“He is engaged?” I inquired. Then—though hardly aware why I put the question—I added: “There is someone with him?”

She peered about her.

“He’ll be no engaged to you, sir,” she replied. Plainly, it was not her lodger’s instructions that prompted the words; by the way she hung back I discerned that she dreaded to announce me; she hoped I would go in and explore alone.

“I’ll wait in the sitting-room till he comes out,” I said, after a moment’s hesitation. And I moved towards the door.

Mrs. Garnier, however, at once made an involuntary gesture to prevent me. I can still hear her slippered tread shuffling across the oil-cloth. The gesture became a sort of leap when she saw that I persisted. It reminded me of a frightened animal.

“There’ll be twa gentlemen already waiting,” she mumbled thickly, her face turning a shade paler.

And, hearing this, I paused.
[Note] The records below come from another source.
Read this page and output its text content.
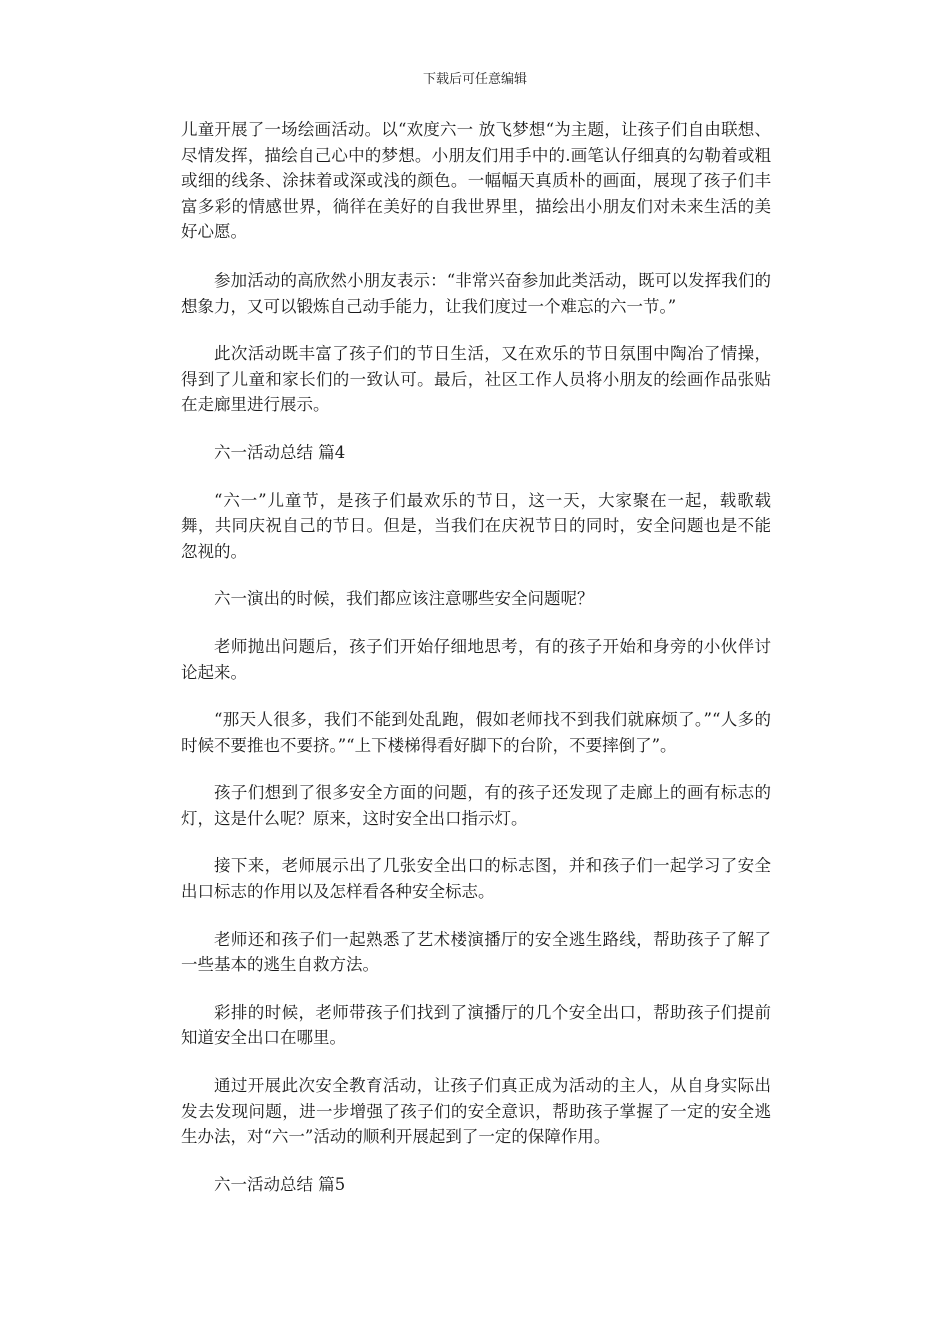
下载后可任意编辑

儿童开展了一场绘画活动。以“欢度六一 放飞梦想“为主题，让孩子们自由联想、尽情发挥，描绘自己心中的梦想。小朋友们用手中的.画笔认仔细真的勾勒着或粗或细的线条、涂抹着或深或浅的颜色。一幅幅天真质朴的画面，展现了孩子们丰富多彩的情感世界，徜徉在美好的自我世界里，描绘出小朋友们对未来生活的美好心愿。

参加活动的高欣然小朋友表示：“非常兴奋参加此类活动，既可以发挥我们的想象力，又可以锻炼自己动手能力，让我们度过一个难忘的六一节。”

此次活动既丰富了孩子们的节日生活，又在欢乐的节日氛围中陶冶了情操，得到了儿童和家长们的一致认可。最后，社区工作人员将小朋友的绘画作品张贴在走廊里进行展示。

六一活动总结 篇4

“六一”儿童节，是孩子们最欢乐的节日，这一天，大家聚在一起，载歌载舞，共同庆祝自己的节日。但是，当我们在庆祝节日的同时，安全问题也是不能忽视的。

六一演出的时候，我们都应该注意哪些安全问题呢？

老师抛出问题后，孩子们开始仔细地思考，有的孩子开始和身旁的小伙伴讨论起来。

“那天人很多，我们不能到处乱跑，假如老师找不到我们就麻烦了。”“人多的时候不要推也不要挤。”“上下楼梯得看好脚下的台阶，不要摔倒了”。

孩子们想到了很多安全方面的问题，有的孩子还发现了走廊上的画有标志的灯，这是什么呢？原来，这时安全出口指示灯。

接下来，老师展示出了几张安全出口的标志图，并和孩子们一起学习了安全出口标志的作用以及怎样看各种安全标志。

老师还和孩子们一起熟悉了艺术楼演播厅的安全逃生路线，帮助孩子了解了一些基本的逃生自救方法。

彩排的时候，老师带孩子们找到了演播厅的几个安全出口，帮助孩子们提前知道安全出口在哪里。

通过开展此次安全教育活动，让孩子们真正成为活动的主人，从自身实际出发去发现问题，进一步增强了孩子们的安全意识，帮助孩子掌握了一定的安全逃生办法，对“六一”活动的顺利开展起到了一定的保障作用。

六一活动总结 篇5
The old woman, I saw, was trembling. I was annoyed at the interruption, for it destroyed the sense of delightful peace I had enjoyed.

“Anyone I know?”

I was close to the door as I asked it, the terrified old woman close beside me. She thrust her grey face up to mine; her eyes shone in the gleam of the low-turned gas jet above our heads; and her excitement communicated itself suddenly to my own blood. A distinct shiver ran down my back.